Day 15/ Post 15
The coronavirus pandemic has caused such pain and turned our loved homes into a death chamber.
Everyone has the right to have a safe, secure, and healthy home to live, especially the elderly. Much of the world put our elderly in substandard living conditions.
There is an expectation because someone has lived into their 80s and 90s, they have had a life well-lived, and now their quality of life is not a social priority.
The COVID-19 pandemic has focused a significant spotlight on the living conditions of many of the long-term care homes. These long-term care homes are housing many of our elderly.
I could list how deplorable and understaffed many of these long-term care homes are, but you have eyes and ears, and you see what is happening. These conditions have been a wakeup call for many families.
No child wants to subject their loved ones, parents, or grandparents to this situation ever again.
Will there, in the end, be more focus on these long-term care homes? Yes.
Will conditions improve, yes, but short-term.
Don’t fool yourselves with the number of Boomers becoming the elderly. There is going to be an explosion in the world. The Boomers are going to age in conditions much worse than what we are experiencing now with the coronavirus.
As a Boomer, you need to take on personal responsibility now and make decisions for yourself before you are kicked to the health care system’s curb and left to die with no dignity.

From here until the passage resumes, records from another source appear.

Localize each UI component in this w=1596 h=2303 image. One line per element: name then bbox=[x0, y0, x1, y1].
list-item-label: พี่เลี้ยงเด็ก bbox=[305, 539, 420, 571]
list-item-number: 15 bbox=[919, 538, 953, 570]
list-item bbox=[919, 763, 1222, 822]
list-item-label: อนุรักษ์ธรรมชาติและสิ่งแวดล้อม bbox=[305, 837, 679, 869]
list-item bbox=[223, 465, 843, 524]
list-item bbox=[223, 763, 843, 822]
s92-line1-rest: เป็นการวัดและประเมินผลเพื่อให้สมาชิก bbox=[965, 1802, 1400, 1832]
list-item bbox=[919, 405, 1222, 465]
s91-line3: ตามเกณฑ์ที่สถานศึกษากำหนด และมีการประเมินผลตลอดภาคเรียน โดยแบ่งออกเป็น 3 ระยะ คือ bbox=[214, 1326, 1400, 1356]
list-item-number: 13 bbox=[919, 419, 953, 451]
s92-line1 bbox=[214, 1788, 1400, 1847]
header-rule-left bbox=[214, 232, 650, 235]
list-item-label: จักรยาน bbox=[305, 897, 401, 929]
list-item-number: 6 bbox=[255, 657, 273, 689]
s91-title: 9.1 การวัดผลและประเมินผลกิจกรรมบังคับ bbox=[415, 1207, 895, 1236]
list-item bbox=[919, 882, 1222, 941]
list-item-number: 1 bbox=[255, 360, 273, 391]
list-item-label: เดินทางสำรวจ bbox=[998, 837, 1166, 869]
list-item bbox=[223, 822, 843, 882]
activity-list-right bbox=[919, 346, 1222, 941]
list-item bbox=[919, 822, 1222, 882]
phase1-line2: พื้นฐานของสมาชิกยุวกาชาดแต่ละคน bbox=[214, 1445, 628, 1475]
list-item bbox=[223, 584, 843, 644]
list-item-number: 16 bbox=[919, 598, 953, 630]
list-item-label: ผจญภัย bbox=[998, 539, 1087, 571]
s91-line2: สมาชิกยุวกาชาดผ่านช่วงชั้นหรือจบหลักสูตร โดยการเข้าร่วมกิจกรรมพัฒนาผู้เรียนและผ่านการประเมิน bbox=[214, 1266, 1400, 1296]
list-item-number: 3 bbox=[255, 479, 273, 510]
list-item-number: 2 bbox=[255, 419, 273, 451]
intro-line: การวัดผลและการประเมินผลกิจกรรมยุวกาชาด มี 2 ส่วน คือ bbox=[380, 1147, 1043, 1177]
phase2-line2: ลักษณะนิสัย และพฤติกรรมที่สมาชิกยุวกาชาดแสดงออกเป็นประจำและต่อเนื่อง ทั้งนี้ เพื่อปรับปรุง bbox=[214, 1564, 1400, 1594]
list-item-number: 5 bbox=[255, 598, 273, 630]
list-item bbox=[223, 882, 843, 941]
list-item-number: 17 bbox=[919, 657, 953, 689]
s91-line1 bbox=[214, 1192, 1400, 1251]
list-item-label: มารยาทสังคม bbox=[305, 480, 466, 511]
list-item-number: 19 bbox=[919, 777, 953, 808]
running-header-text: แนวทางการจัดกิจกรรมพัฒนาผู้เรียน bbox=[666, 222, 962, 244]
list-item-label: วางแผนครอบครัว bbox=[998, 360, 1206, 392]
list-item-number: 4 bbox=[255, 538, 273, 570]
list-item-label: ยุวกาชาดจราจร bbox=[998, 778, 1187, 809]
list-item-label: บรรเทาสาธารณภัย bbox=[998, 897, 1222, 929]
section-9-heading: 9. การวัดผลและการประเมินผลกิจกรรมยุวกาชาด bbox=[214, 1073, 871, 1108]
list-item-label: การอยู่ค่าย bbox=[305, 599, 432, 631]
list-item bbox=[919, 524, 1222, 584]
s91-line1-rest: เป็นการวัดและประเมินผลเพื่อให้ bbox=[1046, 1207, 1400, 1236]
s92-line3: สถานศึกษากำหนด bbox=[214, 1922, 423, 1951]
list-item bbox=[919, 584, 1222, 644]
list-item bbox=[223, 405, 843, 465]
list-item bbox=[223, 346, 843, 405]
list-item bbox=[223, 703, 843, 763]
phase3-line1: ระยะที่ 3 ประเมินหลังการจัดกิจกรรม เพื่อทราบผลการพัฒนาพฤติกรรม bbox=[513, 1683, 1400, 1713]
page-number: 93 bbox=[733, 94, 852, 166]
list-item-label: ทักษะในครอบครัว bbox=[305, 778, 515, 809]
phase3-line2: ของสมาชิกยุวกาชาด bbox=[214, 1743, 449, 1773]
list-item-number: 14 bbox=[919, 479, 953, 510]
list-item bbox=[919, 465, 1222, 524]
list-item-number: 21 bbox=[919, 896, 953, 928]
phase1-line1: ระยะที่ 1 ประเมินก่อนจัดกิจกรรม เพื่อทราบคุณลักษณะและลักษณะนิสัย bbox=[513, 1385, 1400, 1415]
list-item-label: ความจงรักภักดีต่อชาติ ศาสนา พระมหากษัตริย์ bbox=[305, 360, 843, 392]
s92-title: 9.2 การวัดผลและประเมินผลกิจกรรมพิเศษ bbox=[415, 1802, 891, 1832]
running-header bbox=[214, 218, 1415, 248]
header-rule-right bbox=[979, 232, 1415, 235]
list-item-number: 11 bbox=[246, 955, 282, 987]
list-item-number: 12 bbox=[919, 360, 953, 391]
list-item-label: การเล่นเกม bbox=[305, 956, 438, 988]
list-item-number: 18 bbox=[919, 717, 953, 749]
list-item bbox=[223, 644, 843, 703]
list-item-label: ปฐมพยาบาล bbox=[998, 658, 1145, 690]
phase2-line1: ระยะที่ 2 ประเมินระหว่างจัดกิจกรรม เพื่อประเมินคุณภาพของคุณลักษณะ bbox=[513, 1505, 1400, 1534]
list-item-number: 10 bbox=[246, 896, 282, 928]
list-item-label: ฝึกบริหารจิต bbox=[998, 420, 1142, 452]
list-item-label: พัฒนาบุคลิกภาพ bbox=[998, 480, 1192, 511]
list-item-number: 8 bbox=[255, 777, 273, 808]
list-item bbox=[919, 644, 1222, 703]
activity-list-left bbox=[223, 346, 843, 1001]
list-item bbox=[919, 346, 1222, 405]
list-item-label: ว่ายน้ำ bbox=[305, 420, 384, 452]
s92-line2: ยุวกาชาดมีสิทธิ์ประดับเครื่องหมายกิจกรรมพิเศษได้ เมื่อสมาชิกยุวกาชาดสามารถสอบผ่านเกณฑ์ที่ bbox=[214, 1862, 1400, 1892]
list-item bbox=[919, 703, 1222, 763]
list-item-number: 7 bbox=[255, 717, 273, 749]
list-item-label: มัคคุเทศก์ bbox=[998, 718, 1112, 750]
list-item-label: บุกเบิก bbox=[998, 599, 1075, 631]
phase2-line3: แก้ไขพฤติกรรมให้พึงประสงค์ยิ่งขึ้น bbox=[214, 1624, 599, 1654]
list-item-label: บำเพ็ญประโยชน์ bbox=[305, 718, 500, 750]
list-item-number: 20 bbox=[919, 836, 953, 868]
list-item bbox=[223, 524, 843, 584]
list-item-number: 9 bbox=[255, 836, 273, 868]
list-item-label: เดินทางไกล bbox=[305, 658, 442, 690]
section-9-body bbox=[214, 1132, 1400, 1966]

Families must look in the mirror and ask how we can ensure our parents or grandparents are not left to rot in these long-term care facilities.
Living With Dignity Until Death Arrives
Will we get entirely away from long-term care facilities? No! But do they have to be the final stop for most of our ageing? Of course not!
Over the last few days, people have been stepping up with better ideas to home and take care of our elderly. I have put together a list of ideas I have had and seen posted on different social media platforms.
Being an investor in investment real estate gives me a little extra insight when it comes to housing.

Alternatives to Housing the Elderly
1. Multigenerational Homes: In countries like Japan, there 100-year mortgages, multiple generations living together, caring for each other, and family homes passed on from generation to generation.
2. Family Hobby Farms: Return to family farming, not the enormous farms of the past but areas of land large enough to build family homes on with shared resources, including family gardens and recreational areas.
3. Family Multigeneration Apartment/Condominium Blocks: Why not have family and friends pool their resources and buy apartment blocks for shared living. There are many different types and sizes of apartment/condominium buildings throughout all towns and cities.
4. Communal Living: The hippies of the 1960s might have been on to something, not for everyone—a strong community with shared resources through all stages of life.
5. Rethink How We Are Building Our Communities: As we age and retire, a large number of adults are snowbirds and head south, but as they age, the health care gets more expensive, or their physical capacity is no longer there to travel. People go south when it gets cold and come back when it gets warm.
When you think about the educational system, our college and university students go to school when the snowbirds head south, is there not an opportunity to think about shared housing. Youth takes over the shelter of snowbirds through the educational part of their lives.
Part of the youth’s employment during the late spring and summer months could be to work for the snowbirds as recreational leaders, drivers, companions, the amount of paid duties the youth could take on is endless.
I haven’t got this whole idea flushed out, but how we set up our communities needs to give these types of plans, some thought.
Ask yourself: Why do we have so many residental facilities sitting vacant six months of the year?
6. Healthy Living Longer: The benefits of daily exercise are well known and documented. If we have publically funded recreational facilities in many of our towns and cities, part of your old age benefits should be a free recreational membership. Why are we prepared to spend billions on housing the elderly and letting them sit inactive when we should be creating ease to exercise in their lives.
When you think of the cost of the coronavirus across the globe, there will never be anything more expensive then the price we are paying now, can we afford another global economic shutdown?